SOCHI, Russia — Finland broke Russian hearts in the Olympic men’s ice hockey competition on Wednesday, robbing the hosts of a shot at arguably the most coveted gold medal of the Games with a 3-1 victory.
The United States and Sweden strolled into the semi-finals, but Olympic champions Canada had to do it the hard way with a tense 2-1 win over unfancied Latvia.
Russia had entered the 12-team tournament with the weight of expectation on their shoulders from President Vladimir Putin, but despite being among the favourites, they could not keep pace with a determined Finnish team.
“Inside I am absolutely empty,” Russian captain Pavel Datsyuk told reporters, summing up the mood of a deflated nation.
“The emotion we feel right now is disappointment, disappointment that we didn’t live up to the hopes placed on us.”
Another packed crowd roared the home team on at the futuristic Bolshoy Ice Dome and they were on their feet within eight minutes when Ilya Kovalchuk opened the scoring with a one-timer from the slot that sneaked under the crossbar.
But the effort of playing four games in five nights appeared to take its toll as Finland responded in style.
Just 87 seconds after the opener, Juhamatti Aaltonen sent the puck under Russian goalie Semyon Varlamov’s left arm to equalise and Teemu Selanne slipped a Mikael Granlund pass between Varlamov’s legs.

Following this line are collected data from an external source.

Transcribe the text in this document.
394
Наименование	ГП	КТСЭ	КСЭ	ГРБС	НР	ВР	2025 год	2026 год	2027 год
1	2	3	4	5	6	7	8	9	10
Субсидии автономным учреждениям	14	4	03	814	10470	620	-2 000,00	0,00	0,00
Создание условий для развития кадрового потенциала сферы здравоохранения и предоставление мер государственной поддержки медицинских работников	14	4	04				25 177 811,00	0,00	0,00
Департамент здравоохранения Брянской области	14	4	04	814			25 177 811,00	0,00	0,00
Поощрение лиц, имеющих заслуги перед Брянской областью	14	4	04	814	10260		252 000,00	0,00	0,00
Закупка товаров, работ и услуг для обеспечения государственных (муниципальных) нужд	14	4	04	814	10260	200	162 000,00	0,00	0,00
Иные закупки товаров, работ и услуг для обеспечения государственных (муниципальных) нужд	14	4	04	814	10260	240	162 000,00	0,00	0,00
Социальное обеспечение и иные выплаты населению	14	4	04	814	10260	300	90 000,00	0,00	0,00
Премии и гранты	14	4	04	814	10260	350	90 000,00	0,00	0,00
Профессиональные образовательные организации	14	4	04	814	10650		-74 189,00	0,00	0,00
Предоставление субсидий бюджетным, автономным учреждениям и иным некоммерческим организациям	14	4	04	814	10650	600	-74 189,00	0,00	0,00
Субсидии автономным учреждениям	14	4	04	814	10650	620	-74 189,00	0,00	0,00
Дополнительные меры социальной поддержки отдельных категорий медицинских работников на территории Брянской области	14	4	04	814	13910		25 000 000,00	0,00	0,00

Granlund rounded out the scoring early in the second period and the hosts could not find a way back.
“We had nothing to lose. We were not supposed to win. They had all the pressure,” Selanne, at 43 the oldest player in the men’s tournament, told reporters.
The mighty Canadians were meant to make short work of Latvia, but they struggled to a nervy 2-1 win.
Despite dominating play and outshooting the plucky Latvians 57-16, Canada needed a late goal from Shea Weber to move into the semi-finals, where they will take on the United States in a rematch of the 2010 Vancouver Games final.
After trading goals in the opening period, Canada threw everything they had at Latvia but could not find the winner until Weber blasted a low slap shot past netminder Kristers Gudlevskis with under seven minutes to play.
“We did a great job, we tried. We left all our strength out there,” said Gudlevskis. “There is not enough. It was exciting and hard.”
“This is the highest level we are going to play. This is even a higher level than NHL and if you can play here, you can play everywhere. It really means a lot for me.”
Canadian netminder Carey Price was impressed by his opposing goalkeeper.
“That was one heck of an effort,” said Price.
Far more serene was Sweden’s 5-0 dismantling of Slovenia to end a fairytale run for the Slovenians in their first Olympic ice hockey tournament.
Top-seeded Sweden will play Finland in the semi-finals on Friday, a rematch of the 2006 gold medal game which the Swedes won 3-2.
Goals from Alex Steen, Daniel Sedin, Loui Eriksson and a pair from Carl Hagelin, along with a shutout from netminder Henrik Lundqvist, finally put the brakes on Slovenia’s joyride.
“We felt that we could maybe surprise another team but it didn’t happen today,” said Slovenian forward Anze Kopitar.
“We’re very proud of this team. We’ve had a hell of a tournament.”
On paper, the contest appeared a major mismatch — Sweden, twice Olympic champions, against Slovenia, a small nation with seven hockey arenas and 148 registered senior male players.
Sweden made the breakthrough 70 seconds from the end of the opening period with a powerplay goal and the floodgates opened in the final period with a four-goal burst.
Also comfortable was the United States’ 5-2 victory over the Czech Republic.
The 2010 silver medallists scored 99 seconds into the game and, despite a solid effort from the Czechs during a fast-paced opening period, were never really tested.
“I thought we played really well tonight but obviously you got to improve each game in this tournament and we got to keep going,” American forward Phil Kessel told reporters.